Letting Go

The need to believe, once detached from all rational hope, becomes a dangerous breeding ground for many vicious and growth-stunting spiritual traps: confirmation bias, idolatry, paranoia, moral compromise, intellectual dependency — and ultimately cynicism, nihilism, and despair, as the disparity between what one needs to believe and what one increasingly realizes will never materialize becomes overwhelmingly obvious.

Here is the solution to this danger: Let go of the insupportable belief. Recognize that this “needed” belief, however subjectively powerful it may have seemed, was no true need at all, for no falsehood can be genuinely necessary. Such a false belief was merely the residue of long-established mental habit or emotional vulnerability.

For many years, some of us — “we happy few,” as we once imagined ourselves — clung to the vague sense that we were engaged in an uphill but viable battle to revive the idea of freedom, to stall or even somewhat reverse the progressive tide, while reinvigorating the intellectual base and spiritual institutions that would eventually restore the practical structures of limited republicanism. We further believed, or at least hoped, that in this effort we were struggling alongside a sizeable minority of likeminded men and women who would carry on the fight in their own corners of the universe, such that together we formed a kind of global guerrilla force for preserving the concepts and attitudes of individual liberty. 

The past several years, at an ever-accelerating rate, have exposed those beliefs, somewhat cruelly, as having been utterly unfounded. We were in truth far fewer than we imagined or hoped — almost infinitely fewer, as it turns out. And most of those we had vaguely assumed were our allies have proved not merely to be unequal to the challenge, but rather to be the blandest and most spineless of milquetoast followers and obedient tribal sheep. The vast majority of the numbers we thought we sort of had “on our side” have collectively confronted us, over these past several years, like the pod people in The Invasion of the Body Snatchers, nothing but shells of the men and women we thought we knew. “Join us, we’re all happy,” they have said to us, as we stared in a combination of shock and terror — shock at how easily they gave up their souls, and terror at the awareness of just how thoroughly alone we now are — how alone we always were, in fact, contrary to our long-cherished imaginations.

The shock and terror, then — along with the subsequent sense of despair — were largely the result not of any sudden change in our fortune, but rather of our sudden awareness of the reality of our fortune.

The shock dissipates as soon as one comes to terms with the fact that all that has really changed is one’s perception of the situation, and that the change is from a false perception to a true one. Seen in this light, the new condition may be understood as a pure positive for the soul, since understanding, to the extent we are capable of it, is always superior and preferable to ignorance. As for the terror, that too is mostly a product of our subjective apprehension of the situation, specifically the sudden awareness of a fundamental conflict between the reality we now see and the belief we had hitherto experienced as a basic spiritual need. The solution to this fear, then, and the path to a much firmer ground of confidence and fortitude, is simply to accept the falsehood of our former belief, which in turn means accepting that what had previously seemed necessary to our life, and to the sustenance of our will to carry on, was not necessary at all — or was perhaps necessary at one time, but only as a transitional step on the road to a clearer knowledge of our true situation. Having achieved that truer picture at last, we may do what every human being willing and able to grow will and must do, namely let go of the revealed falsehood and all its implications. This is the real testing ground and proof of the profoundest meaning in those words we are so often inclined to recite without any depth or sincerity: “The truth shall set you free.”

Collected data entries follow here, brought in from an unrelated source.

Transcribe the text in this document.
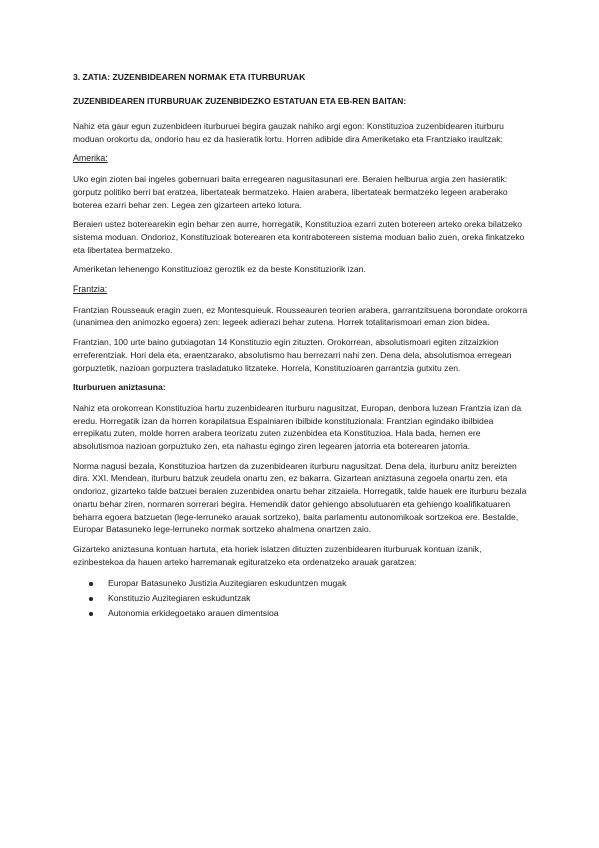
3. ZATIA: ZUZENBIDEAREN NORMAK ETA ITURBURUAK
ZUZENBIDEAREN ITURBURUAK ZUZENBIDEZKO ESTATUAN ETA EB-REN BAITAN:

Nahiz eta gaur egun zuzenbideen iturburuei begira gauzak nahiko argi egon: Konstituzioa zuzenbidearen iturburu moduan orokortu da, ondorio hau ez da hasieratik lortu. Horren adibide dira Ameriketako eta Frantziako iraultzak:

Amerika:

Uko egin zioten bai ingeles gobernuari baita erregearen nagusitasunari ere. Beraien helburua argia zen hasieratik: gorputz politiko berri bat eratzea, libertateak bermatzeko. Haien arabera, libertateak bermatzeko legeen araberako boterea ezarri behar zen. Legea zen gizarteen arteko lotura.

Beraien ustez boterearekin egin behar zen aurre, horregatik, Konstituzioa ezarri zuten botereen arteko oreka bilatzeko sistema moduan. Ondorioz, Konstituzioak boterearen eta kontrabotereen sistema moduan balio zuen, oreka finkatzeko eta libertatea bermatzeko.

Ameriketan lehenengo Konstituzioaz geroztik ez da beste Konstituziorik izan.

Frantzia:

Frantzian Rousseauk eragin zuen, ez Montesquieuk. Rousseauren teorien arabera, garrantzitsuena borondate orokorra (unanimea den animozko egoera) zen: legeek adierazi behar zutena. Horrek totalitarismoari eman zion bidea.

Frantzian, 100 urte baino gutxiagotan 14 Konstituzio egin zituzten. Orokorrean, absolutismoari egiten zitzaizkion erreferentziak. Hori dela eta, eraentzarako, absolutismo hau berrezarri nahi zen. Dena dela, absolutismoa erregean gorpuztetik, nazioan gorpuztera trasladatuko litzateke. Horrela, Konstituzioaren garrantzia gutxitu zen.

Iturburuen aniztasuna:

Nahiz eta orokorrean Konstituzioa hartu zuzenbidearen iturburu nagusitzat, Europan, denbora luzean Frantzia izan da eredu. Horregatik izan da horren korapilatsua Espainiaren ibilbide konstituzionala: Frantzian egindako ibilbidea errepikatu zuten, molde horren arabera teorizatu zuten zuzenbidea eta Konstituzioa. Hala bada, hemen ere absolutismoa nazioan gorpuztuko zen, eta nahastu egingo ziren legearen jatorria eta boterearen jatorria.

Norma nagusi bezala, Konstituzioa hartzen da zuzenbidearen iturburu nagusitzat. Dena dela, iturburu anitz bereizten dira. XXI. Mendean, iturburu batzuk zeudela onartu zen, ez bakarra. Gizartean aniztasuna zegoela onartu zen, eta ondorioz, gizarteko talde batzuei beraien zuzenbidea onartu behar zitzaiela. Horregatik, talde hauek ere iturburu bezala onartu behar ziren, normaren sorrerari begira. Hemendik dator gehiengo absolutuaren eta gehiengo koalifikatuaren beharra egoera batzuetan (lege-lerruneko arauak sortzeko), baita parlamentu autonomikoak sortzekoa ere. Bestalde, Europar Batasuneko lege-lerruneko normak sortzeko ahalmena onartzen zaio.

Gizarteko aniztasuna kontuan hartuta, eta horiek islatzen dituzten zuzenbidearen iturburuak kontuan izanik, ezinbestekoa da hauen arteko harremanak egituratzeko eta ordenatzeko arauak garatzea:

Europar Batasuneko Justizia Auzitegiaren eskuduntzen mugak
Konstituzio Auzitegiaren eskuduntzak
Autonomia erkidegoetako arauen dimentsioa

Here you are, then: You do not live in a free society. You will not live in a free society for a single day of the rest of your earthly life. You are now living in a society that has utterly and voluntarily submitted to the intellectual and moral premises of totalitarianism, and — if it has not done so already — will gradually succumb to the practical mechanisms of totalitarianism as well, as surely as the sun will set. You will be very fortunate indeed if you meet, or otherwise locate, a handful of your contemporaries on this planet who share your awareness of what has been lost (and will not soon be recovered), let alone feel as deeply as you do what this loss means, and how reprehensible is a human world that would forsake its essence this way in the name of nothing more noble than a vulgar desire for the emptiest physical pleasure and the most superficial physical safety.

When you see and feel what you have achieved, and what you stand to gain, from sincerely accepting and embracing the truths stated above — when you come to terms with the meaning of the disparity between your true predicament and the beliefs you formerly wished to cling to, particularly regarding the real number of your spiritual kin — you will see that, far from being a cause for despair, these truths are your path to the only level of freedom that is still possible among us. This, however, is the realm of ultimate freedom, residing above any practical tyranny, any corruptible nation, or any transient age. In understanding, and in understanding alone, you, along with the very few others whose souls are still aligned with yours in their will to embrace even the hardest truths for a temporal being, may be truly and incorruptibly free.